The prime minister, in his New Year message, highlighted how the country is tending to relations with immediate neighbours Malaysia and Indonesia.
With Malaysia, which formed a new government following elections this May, Mr Lee noted that several issues have recently arisen between the two countries, "as they will from time to time between two close neighbours tightly bound by history, economics, culture and kinship".
“The new disputes on maritime boundaries, following provocative intrusions into our territorial waters, and on airspace, particularly the Instrument Landing System (ILS) rules for Seletar Airport, are more difficult to resolve,” the prime minister said.
“Malaysia also wants to revise the price of Johor water, an old issue recently revived, on which Singapore’s stand is quite clear."
Both countries must manage specific problems, however difficult, while preserving the overall relationship, Mr Lee stressed.
The way to do so is through equality and mutual respect, upholding international commitments and the rule of law, he said.

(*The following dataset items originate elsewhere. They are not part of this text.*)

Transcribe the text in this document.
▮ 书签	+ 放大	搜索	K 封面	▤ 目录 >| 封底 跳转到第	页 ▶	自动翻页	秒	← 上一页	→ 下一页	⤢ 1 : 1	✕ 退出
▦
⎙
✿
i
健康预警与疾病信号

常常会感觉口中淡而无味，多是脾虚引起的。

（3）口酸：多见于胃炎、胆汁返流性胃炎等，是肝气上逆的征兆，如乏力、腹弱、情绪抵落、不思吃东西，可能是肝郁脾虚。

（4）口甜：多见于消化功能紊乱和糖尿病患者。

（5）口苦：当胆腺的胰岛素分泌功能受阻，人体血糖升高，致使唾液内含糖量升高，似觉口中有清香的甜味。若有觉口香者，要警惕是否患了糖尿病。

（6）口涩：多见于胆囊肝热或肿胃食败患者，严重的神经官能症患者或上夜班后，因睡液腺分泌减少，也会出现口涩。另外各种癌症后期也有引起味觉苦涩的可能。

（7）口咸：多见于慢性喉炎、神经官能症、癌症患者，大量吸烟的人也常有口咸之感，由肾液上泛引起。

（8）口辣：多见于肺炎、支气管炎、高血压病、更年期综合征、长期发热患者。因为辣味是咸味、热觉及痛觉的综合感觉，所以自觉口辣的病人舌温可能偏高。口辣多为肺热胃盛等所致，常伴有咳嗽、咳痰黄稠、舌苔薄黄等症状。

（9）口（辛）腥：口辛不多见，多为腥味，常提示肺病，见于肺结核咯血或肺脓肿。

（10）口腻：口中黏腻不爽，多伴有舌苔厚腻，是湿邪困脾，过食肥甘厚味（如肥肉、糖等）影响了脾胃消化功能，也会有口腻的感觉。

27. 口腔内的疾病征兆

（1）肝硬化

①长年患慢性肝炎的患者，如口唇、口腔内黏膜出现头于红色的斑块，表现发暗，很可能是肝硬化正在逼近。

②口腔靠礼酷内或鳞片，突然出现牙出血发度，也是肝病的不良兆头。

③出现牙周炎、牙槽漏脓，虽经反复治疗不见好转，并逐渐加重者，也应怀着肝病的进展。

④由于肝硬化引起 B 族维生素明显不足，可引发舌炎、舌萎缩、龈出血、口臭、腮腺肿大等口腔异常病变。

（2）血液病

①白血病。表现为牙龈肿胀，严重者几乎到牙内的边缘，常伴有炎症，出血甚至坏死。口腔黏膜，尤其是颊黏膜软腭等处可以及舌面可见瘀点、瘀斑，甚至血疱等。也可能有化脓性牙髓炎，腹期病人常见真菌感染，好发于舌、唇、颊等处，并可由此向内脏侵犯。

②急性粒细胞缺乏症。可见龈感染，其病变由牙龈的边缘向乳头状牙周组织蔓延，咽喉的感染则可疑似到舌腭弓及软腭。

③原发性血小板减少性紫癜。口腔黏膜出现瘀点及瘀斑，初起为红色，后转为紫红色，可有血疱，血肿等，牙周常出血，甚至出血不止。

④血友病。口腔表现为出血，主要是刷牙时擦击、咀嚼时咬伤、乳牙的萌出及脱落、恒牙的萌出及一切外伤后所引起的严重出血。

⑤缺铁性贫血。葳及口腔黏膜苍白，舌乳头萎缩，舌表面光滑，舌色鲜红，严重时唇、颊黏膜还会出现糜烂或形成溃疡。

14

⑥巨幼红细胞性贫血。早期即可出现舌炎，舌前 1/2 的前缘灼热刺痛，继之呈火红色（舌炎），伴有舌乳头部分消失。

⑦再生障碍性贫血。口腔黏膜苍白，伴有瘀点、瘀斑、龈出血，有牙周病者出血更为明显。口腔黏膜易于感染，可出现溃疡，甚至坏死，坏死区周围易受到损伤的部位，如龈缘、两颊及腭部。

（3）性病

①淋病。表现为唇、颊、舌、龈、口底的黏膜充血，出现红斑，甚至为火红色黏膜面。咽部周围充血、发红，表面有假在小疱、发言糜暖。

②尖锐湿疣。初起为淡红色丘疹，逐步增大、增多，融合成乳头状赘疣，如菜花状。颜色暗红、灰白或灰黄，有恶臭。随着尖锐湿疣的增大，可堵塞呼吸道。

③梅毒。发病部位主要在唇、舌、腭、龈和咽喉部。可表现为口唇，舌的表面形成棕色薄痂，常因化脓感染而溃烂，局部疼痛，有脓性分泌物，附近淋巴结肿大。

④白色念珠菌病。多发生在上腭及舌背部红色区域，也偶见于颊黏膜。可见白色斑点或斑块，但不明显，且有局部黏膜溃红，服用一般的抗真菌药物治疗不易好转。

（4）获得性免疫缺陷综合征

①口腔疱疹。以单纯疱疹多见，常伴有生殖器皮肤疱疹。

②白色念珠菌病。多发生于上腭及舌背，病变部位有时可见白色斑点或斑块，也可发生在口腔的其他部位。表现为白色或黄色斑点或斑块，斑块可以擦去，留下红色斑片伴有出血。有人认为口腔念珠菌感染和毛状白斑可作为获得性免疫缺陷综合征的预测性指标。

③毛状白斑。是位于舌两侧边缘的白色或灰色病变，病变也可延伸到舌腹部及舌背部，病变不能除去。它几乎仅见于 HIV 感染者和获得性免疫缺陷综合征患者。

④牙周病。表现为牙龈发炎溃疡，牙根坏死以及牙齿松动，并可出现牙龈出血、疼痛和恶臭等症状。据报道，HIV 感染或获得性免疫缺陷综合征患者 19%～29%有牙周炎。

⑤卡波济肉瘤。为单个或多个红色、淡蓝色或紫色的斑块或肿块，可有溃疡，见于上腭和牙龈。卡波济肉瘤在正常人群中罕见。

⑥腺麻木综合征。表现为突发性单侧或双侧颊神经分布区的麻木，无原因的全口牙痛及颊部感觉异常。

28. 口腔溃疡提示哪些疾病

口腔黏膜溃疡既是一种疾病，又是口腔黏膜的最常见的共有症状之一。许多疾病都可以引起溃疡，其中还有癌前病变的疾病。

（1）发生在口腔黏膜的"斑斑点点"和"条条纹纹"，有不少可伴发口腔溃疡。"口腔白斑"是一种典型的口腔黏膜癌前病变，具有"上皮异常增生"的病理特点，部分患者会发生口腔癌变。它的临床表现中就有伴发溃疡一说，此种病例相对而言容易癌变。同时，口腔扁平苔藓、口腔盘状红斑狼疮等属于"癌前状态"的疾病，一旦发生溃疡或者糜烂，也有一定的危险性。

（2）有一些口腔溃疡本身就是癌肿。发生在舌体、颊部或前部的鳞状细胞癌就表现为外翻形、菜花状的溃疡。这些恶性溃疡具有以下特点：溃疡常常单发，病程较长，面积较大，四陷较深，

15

Pointing to past episodes of bilateral tensions, he said older Singaporeans will remember that they would unite as one people, standing their ground calmly but firmly, when rough patches hit.
“I am confident that this time too Singaporeans will work closely together to keep relations with Malaysia stable, and a new generation will learn how to collectively protect our vital interests while living in peace and friendship with our neighbours,” Mr Lee said.
As for Indonesia, relations have been “positive" with significant cooperation and investments flowing in both directions," the prime minister said.
TENSE US-CHINA RELATIONS NO GOOD FOR THE WORLD
Turning to the wider international space, Mr Lee said 2018 has been eventful with Singapore’s diplomats and officials busy flying the country’s flag.
In June, for instance, Singapore played host to the historic summit between US President Donald Trump and North Korea Chairman Kim Jong Un, while it was also chair for the Association of Southeast Asian Nations (ASEAN).
Mr Lee sounded a note of caution, saying "the tide of geopolitics ebbs and flows" and pointed to tense relations between the US and China as a cause for concern.
"These tensions will cause problems for the world, and make it harder for countries to be friends with both," he said.
"If countries are forced to choose sides, the open and connected global order will be further divided, hurting one and all."